Eye For Film >> Movies >> Apolonia, Apolonia (2022) Film Review
Apolonia, Apolonia
Reviewed by: Jennie Kermode
For every creatively talented individual who becomes famous – often struggling to afford the basics of life despite that – there are a hundred more who succeed in making a living but, in order to do so, devote their skills to work so routine and unchallenging that it does nothing to reveal what they’re really capable of. It’s easy to get trapped in that situation, having no time or energy left to create things that really matter, but sometimes food and rent have to come first. “Why buy the art when you can buy the artist?” asks director Lea Glob in this slow burning, highly personal documentary, as she watches young painter Apolonia Sokol give herself over to a commission for ten pieces per month.
This is just part of Apolonia’s story but, coming early in the film, it puts all the rest into perspective. Glob confesses that she initially thought of Apolonia’s life as a fairy tale, something more like fiction than reality, but over the course of 13 long years she comes to recognise not only the humanity of her subject, but her own. The two women’s lives intersect in ways she didn’t anticipate, raising questions about her own life choices. Doubt haunts them both. It’s easier to recognise destructive insecurity in somebody else, harder to face it in oneself.
Apolonia was born into this life, the daughter of actors, growing up in a theatre which we watch her try desperately to maintain in the fact of financial hardship. Like many artists, she flourishes in a communal living space with fellow creative spirits, including her Ukrainian girlfriend Oksana. It’s a way of life she can’t always maintain, partly due to the pressures of a society which wants her to follow a path that doesn’t fit her creative process. The process of moving into adulthood is fraught with danger, and it doesn’t get any easier from there.

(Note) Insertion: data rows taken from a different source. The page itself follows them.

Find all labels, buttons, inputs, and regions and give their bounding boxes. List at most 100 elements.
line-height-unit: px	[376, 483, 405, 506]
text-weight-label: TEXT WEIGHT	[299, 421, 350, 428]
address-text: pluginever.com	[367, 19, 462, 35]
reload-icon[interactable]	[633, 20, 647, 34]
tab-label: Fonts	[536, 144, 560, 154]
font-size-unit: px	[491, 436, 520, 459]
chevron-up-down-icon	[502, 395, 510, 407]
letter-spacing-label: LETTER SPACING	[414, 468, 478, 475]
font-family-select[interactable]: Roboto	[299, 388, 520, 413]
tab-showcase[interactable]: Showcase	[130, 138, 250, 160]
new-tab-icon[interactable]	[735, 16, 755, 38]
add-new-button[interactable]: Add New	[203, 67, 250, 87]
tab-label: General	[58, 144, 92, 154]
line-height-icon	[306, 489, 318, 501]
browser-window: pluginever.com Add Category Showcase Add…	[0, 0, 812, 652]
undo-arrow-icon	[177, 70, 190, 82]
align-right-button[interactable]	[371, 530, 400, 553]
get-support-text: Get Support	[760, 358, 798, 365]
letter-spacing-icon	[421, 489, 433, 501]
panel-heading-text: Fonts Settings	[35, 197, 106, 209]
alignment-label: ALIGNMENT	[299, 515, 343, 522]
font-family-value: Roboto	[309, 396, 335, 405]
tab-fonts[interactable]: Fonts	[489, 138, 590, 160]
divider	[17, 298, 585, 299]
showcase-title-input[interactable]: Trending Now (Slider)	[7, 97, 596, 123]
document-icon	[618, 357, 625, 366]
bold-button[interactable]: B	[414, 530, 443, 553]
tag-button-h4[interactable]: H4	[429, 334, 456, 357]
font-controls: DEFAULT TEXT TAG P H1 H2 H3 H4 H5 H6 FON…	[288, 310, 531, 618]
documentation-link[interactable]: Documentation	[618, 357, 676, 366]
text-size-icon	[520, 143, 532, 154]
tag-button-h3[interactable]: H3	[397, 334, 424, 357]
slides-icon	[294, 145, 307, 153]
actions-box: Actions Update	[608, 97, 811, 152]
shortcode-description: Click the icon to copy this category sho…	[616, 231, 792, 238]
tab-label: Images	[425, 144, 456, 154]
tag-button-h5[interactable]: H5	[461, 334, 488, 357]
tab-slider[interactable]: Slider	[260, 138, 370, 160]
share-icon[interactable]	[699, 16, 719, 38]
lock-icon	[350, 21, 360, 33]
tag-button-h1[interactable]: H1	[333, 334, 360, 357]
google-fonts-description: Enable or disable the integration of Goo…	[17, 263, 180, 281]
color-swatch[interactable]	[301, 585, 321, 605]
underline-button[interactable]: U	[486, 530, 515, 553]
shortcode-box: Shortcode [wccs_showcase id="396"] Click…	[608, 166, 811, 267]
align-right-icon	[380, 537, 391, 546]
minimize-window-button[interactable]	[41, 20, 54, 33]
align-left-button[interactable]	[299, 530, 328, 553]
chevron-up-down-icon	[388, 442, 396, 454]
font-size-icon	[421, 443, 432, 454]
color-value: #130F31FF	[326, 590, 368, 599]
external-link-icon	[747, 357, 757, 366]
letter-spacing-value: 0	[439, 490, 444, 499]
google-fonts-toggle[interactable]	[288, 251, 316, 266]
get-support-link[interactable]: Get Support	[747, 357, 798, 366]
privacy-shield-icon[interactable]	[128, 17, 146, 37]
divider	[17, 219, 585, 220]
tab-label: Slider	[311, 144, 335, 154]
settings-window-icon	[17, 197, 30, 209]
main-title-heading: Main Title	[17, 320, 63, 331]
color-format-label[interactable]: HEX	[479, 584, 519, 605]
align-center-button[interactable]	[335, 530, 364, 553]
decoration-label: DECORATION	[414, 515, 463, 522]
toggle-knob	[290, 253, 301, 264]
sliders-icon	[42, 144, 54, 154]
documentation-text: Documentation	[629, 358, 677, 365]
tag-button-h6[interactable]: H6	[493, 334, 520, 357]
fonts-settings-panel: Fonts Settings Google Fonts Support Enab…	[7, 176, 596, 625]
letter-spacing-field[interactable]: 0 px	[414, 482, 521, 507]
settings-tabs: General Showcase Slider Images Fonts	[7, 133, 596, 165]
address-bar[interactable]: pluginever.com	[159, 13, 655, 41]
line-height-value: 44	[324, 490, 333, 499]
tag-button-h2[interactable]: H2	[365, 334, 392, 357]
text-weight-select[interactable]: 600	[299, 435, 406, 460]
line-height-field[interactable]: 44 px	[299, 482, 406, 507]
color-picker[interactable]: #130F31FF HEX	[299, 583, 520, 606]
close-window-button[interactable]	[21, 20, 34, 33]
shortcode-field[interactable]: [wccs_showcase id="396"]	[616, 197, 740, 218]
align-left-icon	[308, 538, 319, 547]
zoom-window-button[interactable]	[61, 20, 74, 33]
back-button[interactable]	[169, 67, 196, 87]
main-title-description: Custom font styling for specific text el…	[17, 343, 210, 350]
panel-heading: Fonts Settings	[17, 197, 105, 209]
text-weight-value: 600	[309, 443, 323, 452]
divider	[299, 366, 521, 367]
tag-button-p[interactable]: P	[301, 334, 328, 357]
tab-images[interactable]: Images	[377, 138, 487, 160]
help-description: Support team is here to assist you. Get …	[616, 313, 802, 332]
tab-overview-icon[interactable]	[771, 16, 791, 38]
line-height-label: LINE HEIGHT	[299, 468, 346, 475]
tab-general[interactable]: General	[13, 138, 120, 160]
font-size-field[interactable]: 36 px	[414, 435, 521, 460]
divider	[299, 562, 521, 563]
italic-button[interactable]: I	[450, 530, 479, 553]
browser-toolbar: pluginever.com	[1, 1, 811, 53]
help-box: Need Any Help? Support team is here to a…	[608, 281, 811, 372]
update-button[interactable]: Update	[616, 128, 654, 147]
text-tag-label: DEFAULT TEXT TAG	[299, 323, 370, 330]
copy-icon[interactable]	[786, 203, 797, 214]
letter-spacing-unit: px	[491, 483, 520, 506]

Apolonia copes by chain smoking and lashing out about the unfairness of it all. Whilst this might be seen as childish, her perception of injustice is not unreasonable. She is measured and commodified in ways that don’t apply to her male peers. She is expected to offer a different kind of intimacy – which, of course, complicates her intimacy with Glob and with the camera, whose presence she always seems alert to, whether she’s playing up to it or sulkily ignoring it. Regardless, there’s an unselfconscious ease about her movements which is rare in young women. In one scene she rubs her face with a wonderful disregard for her appearance. This freedom which she has granted to herself would seem to be essential to her work – an yet, with many possibilities around her, she struggles to focus, to identify paths more worth pursuing than others.
In a world full of successful artists, many of them far less interesting, who are intent on inventing this kind of past for themselves, Apolonia’s story is refreshingly authentic. It's hedged about with the paraphernalia of the past. Through old Betamax tapes she observes her parents’ relationship before she was born, watches both her conception and her birth. We see her pulled from the womb, her umbilical cord still attached, looking at the camera with curious eyes. The greatest mystery that Glob’s work has to offer is who is watching who.